Un point de droit contesté par la défense
La défense de Marine Le Pen a obtenu une victoire juridique partielle en contestant le périmètre de la saisine du tribunal. La question, technique mais cruciale, portait sur l'interprétation des charges retenues contre le parti et ses dirigeants. La juge d'instruction avait estimé pouvoir poursuivre le FN pour « recel de détournements de fonds publics », même en l'absence de mise en examen des députés européens concernés.
Cette décision s'appuyait sur deux arrêts de la Cour de cassation, étendant ainsi la période de prévention du délit.

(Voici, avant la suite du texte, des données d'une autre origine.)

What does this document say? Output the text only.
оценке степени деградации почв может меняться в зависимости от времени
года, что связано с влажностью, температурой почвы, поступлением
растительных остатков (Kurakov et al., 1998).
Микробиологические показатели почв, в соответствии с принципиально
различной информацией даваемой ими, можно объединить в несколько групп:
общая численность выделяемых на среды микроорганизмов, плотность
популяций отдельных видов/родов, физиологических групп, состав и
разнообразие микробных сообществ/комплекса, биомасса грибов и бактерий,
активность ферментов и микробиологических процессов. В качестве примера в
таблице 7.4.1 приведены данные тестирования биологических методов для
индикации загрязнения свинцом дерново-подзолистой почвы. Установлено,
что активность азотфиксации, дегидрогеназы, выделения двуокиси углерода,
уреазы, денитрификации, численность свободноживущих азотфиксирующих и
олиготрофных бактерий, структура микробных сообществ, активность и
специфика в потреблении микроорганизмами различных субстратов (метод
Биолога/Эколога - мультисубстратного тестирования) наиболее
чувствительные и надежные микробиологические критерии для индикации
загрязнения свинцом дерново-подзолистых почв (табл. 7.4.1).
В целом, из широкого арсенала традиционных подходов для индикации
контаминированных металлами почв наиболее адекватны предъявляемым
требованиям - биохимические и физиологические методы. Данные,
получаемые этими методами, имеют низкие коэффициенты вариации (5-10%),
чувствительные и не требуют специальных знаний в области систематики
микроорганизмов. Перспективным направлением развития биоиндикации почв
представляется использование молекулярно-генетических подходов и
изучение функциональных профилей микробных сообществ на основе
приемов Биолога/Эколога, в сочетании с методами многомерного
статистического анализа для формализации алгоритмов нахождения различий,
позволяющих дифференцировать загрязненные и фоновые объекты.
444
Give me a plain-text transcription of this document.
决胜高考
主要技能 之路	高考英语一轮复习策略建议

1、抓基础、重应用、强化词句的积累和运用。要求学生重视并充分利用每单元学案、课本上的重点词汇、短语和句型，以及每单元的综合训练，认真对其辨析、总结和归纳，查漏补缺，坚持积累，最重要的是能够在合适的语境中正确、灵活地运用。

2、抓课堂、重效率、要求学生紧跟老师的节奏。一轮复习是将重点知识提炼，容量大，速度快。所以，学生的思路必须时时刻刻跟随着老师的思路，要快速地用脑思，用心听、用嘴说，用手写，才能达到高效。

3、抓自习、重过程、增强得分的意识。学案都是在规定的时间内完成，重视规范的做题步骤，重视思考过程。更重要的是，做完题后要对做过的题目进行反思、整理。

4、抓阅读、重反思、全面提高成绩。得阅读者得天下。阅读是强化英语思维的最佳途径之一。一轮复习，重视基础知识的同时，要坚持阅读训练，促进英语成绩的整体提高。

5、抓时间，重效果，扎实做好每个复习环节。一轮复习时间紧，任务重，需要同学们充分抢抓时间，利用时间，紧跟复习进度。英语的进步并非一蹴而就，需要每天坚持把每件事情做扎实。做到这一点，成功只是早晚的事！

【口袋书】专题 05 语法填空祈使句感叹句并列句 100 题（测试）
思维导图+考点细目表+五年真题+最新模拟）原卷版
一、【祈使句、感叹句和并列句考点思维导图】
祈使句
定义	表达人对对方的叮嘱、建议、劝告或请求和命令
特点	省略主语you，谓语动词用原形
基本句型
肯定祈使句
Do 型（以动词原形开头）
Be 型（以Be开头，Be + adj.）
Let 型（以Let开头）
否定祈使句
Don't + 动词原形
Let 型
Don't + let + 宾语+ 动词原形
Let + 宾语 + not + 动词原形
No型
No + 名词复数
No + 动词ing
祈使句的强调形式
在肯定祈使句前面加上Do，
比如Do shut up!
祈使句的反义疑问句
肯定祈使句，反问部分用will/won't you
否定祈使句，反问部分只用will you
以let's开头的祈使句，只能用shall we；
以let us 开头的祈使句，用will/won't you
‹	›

Une interprétation que les avocats de la défense ont vivement contestée, qualifiant cette extension de « surprenante » et de « disproportionnée ».
Des conséquences politiques lourdes
Marine Le Pen, ainsi que le trésorier du parti Wallerand de Saint-Just et le comptable Nicolas Crochet, sont directement visés par ces poursuites.
« La surprise, alléguée par la défense, est elle-même surprenante », ont rétorqué les procureurs, soulignant que les développements à charge étaient clairement exposés dans l'ordonnance.
Ce procès intervient dans un contexte politique tendu, alors que le gouvernement Lecornu II tente de consolider la démocratie locale face à la montée des extrêmes. La gauche, quant à elle, dénonce une instrumentalisation de la justice par l'extrême droite pour masquer ses propres défaillances.
Un enjeu européen et démocratique
L'affaire rappelle les tensions persistantes entre le RN et les institutions européennes, souvent critiquées par le parti. Pourtant, l'Union européenne, pilier de la stabilité démocratique, reste un rempart contre les dérives autoritaires. « La transparence financière est un principe fondamental de l'UE, et la France doit en être un exemple », rappelle un observateur politique.
Alors que la crise des vocations politiques se poursuit, ce procès pourrait bien redéfinir les équilibres politiques pour 2027, année cruciale pour l'avenir de la République.